Thankfully, this all happens far less often for me in recent years than it did for many years before. There is no question that this is because I’ve put in 8 years of work through counseling (more on that below) and continue to use the tools I gained there. Personally, I’ve chosen not to take medications, as I wanted to focus instead on understanding my processes and triggers and learning how to work through them. But I know many people for whom medications have made all the difference, and choosing to forgo them wasn’t a decision I made lightly. The choice to medicate, and which one(s) to use, is highly individualized and can be a long process.

Some things that have helped me:

  • COUNSELING! Sooo much counseling. Talking to a professional proved to be absolutely essential for me, even on days when I thought I wasn’t up for it; even on days when I thought I had nothing to say. With time, building that trust and opening up in those sessions helped me to offload tension, gain perspective, communicate better, and listen to myself. Just knowing I had that outlet available — that my next appointment was coming up soon, that I could ask that question or share that progress — came to be such a comfort.
  • Learning that self-care is time well invested. It may be some of the best time invested, the most important. “Mental health days” can be hard to give ourselves permission to take — we worry they’ll be a sign of weakness or laziness or will invite suspicion: Is she really sick? But if our mental and emotional health aren’t cared for, our physical health, our work quality, and our relationships all suffer.
  • As I’ve written about before, gratitude has played a huge role in my wellbeing and is something I continue to put into practice. I love Gretchen Rubin’s Happiness Project one-sentence journal for its simple focus on daily small moments of joy. It has helped me find light during darker days and to remember that things always get better. It’s the only journal I’ve stuck with consistently for any significant length of time. I recently completed a full 5-year journal and started my next one!

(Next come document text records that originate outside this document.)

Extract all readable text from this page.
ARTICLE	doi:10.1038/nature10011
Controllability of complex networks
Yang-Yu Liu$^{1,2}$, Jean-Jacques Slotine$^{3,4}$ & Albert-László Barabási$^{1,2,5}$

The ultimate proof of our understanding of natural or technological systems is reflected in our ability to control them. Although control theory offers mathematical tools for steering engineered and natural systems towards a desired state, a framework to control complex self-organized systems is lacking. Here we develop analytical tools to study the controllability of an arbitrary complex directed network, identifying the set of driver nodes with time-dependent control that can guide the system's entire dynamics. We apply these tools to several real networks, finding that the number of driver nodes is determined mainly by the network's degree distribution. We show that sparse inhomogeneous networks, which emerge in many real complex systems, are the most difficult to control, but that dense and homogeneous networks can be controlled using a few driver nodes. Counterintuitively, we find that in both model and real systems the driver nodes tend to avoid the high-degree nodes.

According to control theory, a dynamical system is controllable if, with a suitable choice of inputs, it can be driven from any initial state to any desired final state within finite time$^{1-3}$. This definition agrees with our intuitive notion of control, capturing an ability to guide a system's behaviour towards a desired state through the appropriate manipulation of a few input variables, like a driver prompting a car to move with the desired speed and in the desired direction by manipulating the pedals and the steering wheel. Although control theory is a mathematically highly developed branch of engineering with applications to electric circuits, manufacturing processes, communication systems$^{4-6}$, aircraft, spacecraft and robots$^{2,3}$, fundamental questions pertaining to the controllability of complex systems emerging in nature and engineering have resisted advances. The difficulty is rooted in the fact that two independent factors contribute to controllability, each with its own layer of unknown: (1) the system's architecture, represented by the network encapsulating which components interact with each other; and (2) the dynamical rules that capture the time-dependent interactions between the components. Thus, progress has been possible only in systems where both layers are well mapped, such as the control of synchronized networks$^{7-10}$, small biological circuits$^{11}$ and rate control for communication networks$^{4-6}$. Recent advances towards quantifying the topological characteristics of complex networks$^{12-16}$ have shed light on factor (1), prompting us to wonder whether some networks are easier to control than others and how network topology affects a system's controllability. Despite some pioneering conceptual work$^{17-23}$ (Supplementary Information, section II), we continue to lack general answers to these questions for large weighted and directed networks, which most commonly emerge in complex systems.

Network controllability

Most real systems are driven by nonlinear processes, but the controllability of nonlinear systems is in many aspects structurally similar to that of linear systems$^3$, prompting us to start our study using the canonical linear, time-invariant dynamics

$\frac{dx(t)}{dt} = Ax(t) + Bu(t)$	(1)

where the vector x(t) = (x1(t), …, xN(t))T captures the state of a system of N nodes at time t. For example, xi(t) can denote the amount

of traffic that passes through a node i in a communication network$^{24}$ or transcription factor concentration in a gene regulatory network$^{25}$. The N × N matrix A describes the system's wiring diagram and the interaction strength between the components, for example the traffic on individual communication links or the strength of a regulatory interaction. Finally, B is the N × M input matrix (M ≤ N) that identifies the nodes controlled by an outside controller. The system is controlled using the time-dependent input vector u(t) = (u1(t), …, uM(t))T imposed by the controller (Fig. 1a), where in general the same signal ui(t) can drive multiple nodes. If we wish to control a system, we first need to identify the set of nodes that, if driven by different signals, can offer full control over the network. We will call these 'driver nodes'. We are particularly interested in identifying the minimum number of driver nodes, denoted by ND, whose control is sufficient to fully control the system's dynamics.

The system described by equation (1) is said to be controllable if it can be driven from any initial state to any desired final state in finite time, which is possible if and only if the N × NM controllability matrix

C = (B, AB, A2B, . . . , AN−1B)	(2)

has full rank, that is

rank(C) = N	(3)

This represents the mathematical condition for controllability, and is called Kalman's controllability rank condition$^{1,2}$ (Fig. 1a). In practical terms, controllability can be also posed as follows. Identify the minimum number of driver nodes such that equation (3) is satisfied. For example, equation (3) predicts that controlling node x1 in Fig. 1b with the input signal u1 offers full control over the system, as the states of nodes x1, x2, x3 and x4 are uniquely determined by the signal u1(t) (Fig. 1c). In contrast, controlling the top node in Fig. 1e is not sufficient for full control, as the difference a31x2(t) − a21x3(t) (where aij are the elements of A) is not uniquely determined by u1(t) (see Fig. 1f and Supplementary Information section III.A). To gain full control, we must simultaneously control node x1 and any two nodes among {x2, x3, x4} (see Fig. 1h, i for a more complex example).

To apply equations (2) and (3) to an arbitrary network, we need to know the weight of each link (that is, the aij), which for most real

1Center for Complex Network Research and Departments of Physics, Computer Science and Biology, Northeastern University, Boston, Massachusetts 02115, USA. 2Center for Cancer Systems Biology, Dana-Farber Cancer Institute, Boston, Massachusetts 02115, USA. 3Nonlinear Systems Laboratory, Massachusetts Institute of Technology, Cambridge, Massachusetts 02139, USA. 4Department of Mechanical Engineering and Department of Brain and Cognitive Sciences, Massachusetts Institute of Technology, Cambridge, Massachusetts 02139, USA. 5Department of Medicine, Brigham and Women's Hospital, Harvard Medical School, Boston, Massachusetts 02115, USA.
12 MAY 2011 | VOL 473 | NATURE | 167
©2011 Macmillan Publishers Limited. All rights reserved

Some things you can do to help:

  • Be willing to talk about it. And be willing to listen. Make sure your loved ones know that you’re available for these conversations.
  • Understand that trying to “fix” the situation may not be the best approach. Even when meant as reassurance, saying, “Why don’t you just do this?”or minimizing the person’s concerns as “no big deal” can feel dismissive. Just letting them get some words out (much like in a counseling session) can be so helpful. Maybe ask if they’d like advice, or ask how you can be helpful. And just make sure they know they are heard and valued.
  • Equally important is a willingness to respect their space and their process. For me, anxiety and depression sometimes mean I’m not up for talking or being social or that I have trouble following through on plans, despite my best intentions. It’s nothing personal (even though I worry obsessively that others will see it that way). With a little time, I’ll work through it, and all will be well.

Of course, the perspective I share here is just mine, and others’ will differ in many ways. We each walk a unique journey. But I hope we can work on developing a shared understanding that we need each other, can learn from each other, and can all grow from being willing to talk about the things we too often keep hidden.